How much do flops affect him? Do they make him insecure? “I get a shade disturbed, not insecure,” he answered. “When a script is narrated to you, you have your own vision about the final film. But sometimes, midway, you know it is not turning out well. And then there are cases when you think it will work, and it does not. So then you think about what went wrong.” Ajay stressed that no one’s judgment can be completely relied upon. “If you and I both hear a script, our mind’s interpretations will be different, right?” he asked.
Will he be seen in “Sooryavanshi,” with or without Ranveer Singh, but with Akshay Kumar, as all three have been making a splash after that film at events? “Maybe! Maybe!” he replied mysteriously. “It’s too early to say anything. But we were seen only at a couple of events together.”
What are the kinds of films he would like to choose today? Would he do a “Raincoat,” for example? “Why not? I love that kind of cinema, and I have been doing such films since the 1990s, like ‘Thakshak,’ ‘Zakham’ and others. The new crop is making such films. They have to be very, very good at it to make a mark. I myself love to swap genres – my next is a rom-com, ‘De De Pyar De.’ Then I go to the historical ‘Taanaji: The Unsung Hero.’ Then I will go back to comedy, and so on!”
Twenty-seven years into cinema, and how has he kept himself relevant? “One has to change with today’s times, be open to and about everything, look at people’s work, at the new generation, at what your friends and your kids are watching. If I stop thinking about what they are interested in even in other matters, I will not be relevant as a human being, and not even relevant as a father. Basically, it is the people you hang out with that influences you. And it is within you as well. You cannot change overnight and think, ‘Now I will become relevant!’”
To return to “Total Dhamaal,” how did he also come in as a producer? “The budget was big, the zone and scale of the film had to match. As a co-producer, my presence brought a lot of things together,” he replied.
His VFX company, NY Studios (named after Nysa and Yug, his kids), has done the much-admired computer graphics and visual effects here. When did he start this side of his work, as we barely knew about the firm? “I was always inclined towards it,” he replied with a smile. “My name is in the Limca Book of Records for doing the first CG in my country. This was for the title-track by Remo of ‘Pyaar To Hona Hi Tha’ – I shot a part of the song with 123 layers. The machine was new, and there were no operators. So I used it myself! I did a lot of similar work later, and my company began about four or five years ago with boys who are fabulous at it.”

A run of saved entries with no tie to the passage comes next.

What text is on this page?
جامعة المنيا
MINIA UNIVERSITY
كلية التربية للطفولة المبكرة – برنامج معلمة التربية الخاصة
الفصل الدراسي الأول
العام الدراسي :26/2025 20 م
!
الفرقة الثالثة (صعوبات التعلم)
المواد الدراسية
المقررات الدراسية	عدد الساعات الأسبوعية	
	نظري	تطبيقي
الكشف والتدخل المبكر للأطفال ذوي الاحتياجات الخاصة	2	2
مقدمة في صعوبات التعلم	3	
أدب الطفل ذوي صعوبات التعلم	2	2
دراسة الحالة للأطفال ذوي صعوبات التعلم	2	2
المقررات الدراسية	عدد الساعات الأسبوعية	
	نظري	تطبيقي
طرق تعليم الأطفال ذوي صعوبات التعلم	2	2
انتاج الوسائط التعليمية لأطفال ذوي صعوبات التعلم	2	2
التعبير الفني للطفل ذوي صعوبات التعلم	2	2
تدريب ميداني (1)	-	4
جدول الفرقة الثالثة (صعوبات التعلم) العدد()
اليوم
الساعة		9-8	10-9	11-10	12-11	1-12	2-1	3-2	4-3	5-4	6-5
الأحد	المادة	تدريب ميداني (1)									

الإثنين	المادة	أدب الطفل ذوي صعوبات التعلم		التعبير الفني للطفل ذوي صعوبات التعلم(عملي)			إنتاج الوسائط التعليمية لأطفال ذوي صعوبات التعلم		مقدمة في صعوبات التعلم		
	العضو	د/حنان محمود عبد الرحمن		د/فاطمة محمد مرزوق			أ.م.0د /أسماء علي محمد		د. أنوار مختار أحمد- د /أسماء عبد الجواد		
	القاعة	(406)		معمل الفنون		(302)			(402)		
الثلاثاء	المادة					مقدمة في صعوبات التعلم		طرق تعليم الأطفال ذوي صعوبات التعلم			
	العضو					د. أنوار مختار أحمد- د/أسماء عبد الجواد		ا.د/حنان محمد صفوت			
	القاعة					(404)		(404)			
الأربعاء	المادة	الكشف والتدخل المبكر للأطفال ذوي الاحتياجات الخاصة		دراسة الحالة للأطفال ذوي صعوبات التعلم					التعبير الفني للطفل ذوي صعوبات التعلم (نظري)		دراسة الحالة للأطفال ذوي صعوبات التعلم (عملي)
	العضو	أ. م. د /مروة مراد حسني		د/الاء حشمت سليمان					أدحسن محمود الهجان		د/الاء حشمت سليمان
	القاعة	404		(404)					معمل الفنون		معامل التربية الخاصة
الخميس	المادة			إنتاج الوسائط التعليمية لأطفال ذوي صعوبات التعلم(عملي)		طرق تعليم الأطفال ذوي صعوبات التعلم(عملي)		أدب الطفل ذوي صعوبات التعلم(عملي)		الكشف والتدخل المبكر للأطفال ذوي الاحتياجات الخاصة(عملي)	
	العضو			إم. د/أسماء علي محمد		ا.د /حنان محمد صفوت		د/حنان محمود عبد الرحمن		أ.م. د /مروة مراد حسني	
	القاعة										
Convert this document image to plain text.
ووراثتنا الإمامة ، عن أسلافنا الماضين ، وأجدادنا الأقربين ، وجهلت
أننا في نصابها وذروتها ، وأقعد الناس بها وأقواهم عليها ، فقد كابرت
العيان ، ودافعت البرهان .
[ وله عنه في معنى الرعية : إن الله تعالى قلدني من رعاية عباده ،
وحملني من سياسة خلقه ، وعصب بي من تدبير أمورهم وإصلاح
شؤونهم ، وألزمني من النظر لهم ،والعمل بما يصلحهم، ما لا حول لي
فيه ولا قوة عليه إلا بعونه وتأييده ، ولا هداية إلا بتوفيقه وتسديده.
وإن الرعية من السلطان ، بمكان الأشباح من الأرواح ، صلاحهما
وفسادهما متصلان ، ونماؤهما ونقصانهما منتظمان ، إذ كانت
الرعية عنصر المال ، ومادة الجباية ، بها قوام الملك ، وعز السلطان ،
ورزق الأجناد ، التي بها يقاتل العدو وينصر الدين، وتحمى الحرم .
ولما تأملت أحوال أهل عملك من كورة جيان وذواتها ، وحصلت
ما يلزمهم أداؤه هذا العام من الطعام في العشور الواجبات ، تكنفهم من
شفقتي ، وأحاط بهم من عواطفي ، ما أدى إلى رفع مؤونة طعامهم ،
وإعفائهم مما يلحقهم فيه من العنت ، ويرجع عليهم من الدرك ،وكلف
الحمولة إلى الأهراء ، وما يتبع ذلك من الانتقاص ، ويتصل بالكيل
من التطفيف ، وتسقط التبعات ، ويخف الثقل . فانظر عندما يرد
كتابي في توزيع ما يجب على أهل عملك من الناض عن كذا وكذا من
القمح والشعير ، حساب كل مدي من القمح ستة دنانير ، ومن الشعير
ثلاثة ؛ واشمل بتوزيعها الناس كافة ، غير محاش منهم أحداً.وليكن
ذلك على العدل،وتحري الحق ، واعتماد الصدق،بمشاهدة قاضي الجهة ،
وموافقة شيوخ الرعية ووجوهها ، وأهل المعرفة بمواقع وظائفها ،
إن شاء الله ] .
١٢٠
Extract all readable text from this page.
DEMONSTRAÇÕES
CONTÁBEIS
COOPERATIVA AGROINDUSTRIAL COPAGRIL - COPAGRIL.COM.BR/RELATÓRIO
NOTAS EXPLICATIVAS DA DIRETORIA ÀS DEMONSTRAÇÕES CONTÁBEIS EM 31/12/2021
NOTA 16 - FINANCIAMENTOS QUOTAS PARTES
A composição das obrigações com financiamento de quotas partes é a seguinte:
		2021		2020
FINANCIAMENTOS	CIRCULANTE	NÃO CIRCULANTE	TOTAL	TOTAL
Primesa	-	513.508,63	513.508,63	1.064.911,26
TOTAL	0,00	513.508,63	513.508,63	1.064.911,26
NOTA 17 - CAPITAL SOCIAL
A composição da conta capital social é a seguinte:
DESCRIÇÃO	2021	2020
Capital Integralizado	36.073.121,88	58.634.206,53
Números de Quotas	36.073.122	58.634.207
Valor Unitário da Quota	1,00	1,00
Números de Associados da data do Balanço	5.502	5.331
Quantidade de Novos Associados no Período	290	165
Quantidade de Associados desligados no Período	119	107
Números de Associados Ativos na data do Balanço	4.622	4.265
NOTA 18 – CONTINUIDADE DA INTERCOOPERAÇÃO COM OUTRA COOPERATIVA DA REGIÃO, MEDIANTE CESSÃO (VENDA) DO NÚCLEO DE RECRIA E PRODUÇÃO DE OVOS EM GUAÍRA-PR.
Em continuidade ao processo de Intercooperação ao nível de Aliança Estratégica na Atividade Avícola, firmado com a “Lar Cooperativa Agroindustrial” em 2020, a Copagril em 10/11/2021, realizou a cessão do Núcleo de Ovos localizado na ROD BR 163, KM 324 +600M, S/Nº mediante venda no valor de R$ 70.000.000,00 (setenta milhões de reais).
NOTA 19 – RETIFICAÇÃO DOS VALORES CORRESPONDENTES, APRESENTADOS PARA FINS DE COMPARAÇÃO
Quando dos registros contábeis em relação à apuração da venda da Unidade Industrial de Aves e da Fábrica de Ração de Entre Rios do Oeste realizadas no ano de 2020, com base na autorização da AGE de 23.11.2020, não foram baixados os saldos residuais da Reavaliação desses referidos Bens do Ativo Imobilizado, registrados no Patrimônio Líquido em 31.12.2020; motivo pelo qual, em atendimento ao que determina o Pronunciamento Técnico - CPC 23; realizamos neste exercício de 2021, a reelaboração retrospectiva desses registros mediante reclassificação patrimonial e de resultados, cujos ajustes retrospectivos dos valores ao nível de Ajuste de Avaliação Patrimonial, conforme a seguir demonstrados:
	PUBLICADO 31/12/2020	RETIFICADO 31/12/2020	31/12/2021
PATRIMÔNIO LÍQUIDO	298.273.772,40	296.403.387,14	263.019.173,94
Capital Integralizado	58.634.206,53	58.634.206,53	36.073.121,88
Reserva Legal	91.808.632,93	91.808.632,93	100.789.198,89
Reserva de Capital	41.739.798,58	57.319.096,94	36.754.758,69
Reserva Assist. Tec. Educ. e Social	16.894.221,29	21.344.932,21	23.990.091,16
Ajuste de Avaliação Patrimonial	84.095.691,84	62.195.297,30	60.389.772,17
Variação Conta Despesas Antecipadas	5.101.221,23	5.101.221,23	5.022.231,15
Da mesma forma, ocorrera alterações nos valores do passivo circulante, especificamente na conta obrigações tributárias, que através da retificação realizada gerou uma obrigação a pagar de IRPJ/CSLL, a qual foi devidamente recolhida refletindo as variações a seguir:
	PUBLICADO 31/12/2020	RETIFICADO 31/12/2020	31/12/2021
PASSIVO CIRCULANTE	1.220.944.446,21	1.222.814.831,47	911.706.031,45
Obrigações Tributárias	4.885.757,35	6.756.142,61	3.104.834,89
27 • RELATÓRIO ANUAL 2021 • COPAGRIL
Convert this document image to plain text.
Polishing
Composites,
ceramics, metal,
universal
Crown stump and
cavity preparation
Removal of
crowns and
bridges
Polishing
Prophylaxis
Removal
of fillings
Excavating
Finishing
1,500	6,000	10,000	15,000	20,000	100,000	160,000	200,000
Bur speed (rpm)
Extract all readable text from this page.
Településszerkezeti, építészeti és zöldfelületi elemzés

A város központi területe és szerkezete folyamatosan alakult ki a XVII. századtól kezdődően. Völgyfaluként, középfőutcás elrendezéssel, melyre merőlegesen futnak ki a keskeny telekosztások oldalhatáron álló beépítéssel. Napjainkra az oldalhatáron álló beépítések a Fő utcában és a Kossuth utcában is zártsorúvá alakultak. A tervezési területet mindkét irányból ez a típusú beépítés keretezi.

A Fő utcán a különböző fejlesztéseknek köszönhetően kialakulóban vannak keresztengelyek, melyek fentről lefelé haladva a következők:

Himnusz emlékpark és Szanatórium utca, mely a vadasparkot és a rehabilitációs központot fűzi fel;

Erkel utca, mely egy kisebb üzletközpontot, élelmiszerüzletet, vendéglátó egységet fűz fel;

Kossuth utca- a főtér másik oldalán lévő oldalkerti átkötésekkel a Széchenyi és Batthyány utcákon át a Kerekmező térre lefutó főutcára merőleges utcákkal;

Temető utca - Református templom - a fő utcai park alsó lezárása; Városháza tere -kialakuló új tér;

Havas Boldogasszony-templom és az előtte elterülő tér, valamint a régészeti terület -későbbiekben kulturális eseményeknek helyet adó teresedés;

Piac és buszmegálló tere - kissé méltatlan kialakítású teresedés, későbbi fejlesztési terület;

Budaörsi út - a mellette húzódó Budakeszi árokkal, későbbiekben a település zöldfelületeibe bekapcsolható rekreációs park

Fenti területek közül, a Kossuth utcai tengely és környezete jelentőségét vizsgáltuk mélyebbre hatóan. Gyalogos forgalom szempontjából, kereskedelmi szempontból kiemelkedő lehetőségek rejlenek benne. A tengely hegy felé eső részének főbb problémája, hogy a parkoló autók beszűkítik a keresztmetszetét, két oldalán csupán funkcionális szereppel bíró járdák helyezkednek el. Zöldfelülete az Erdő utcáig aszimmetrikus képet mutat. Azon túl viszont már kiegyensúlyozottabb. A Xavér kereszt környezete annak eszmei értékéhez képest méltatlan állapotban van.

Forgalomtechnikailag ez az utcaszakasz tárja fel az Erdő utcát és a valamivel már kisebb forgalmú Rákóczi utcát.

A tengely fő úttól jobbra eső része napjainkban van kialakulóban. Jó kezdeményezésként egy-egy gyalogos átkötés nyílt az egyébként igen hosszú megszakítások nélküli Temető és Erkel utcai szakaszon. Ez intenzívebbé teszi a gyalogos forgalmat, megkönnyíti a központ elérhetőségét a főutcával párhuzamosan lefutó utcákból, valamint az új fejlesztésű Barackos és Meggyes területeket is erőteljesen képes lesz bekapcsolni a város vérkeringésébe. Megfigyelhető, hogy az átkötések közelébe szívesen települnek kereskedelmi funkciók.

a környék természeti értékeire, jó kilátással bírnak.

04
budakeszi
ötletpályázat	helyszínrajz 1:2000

Finally, what is his take on old songs being re-created – his last few films have all had them? “The good songs that are re-created are welcome as there is a dearth of good music today. The lyrics of the 1970s and 1980s will never return. If we need lyrics with depth, we have to go around with a beggar’s bowl as there are only some two or three names who can deliver! Maybe today’s writers don’t emote in that way, the depth has changed, as have the reactions and expressions of feeling.”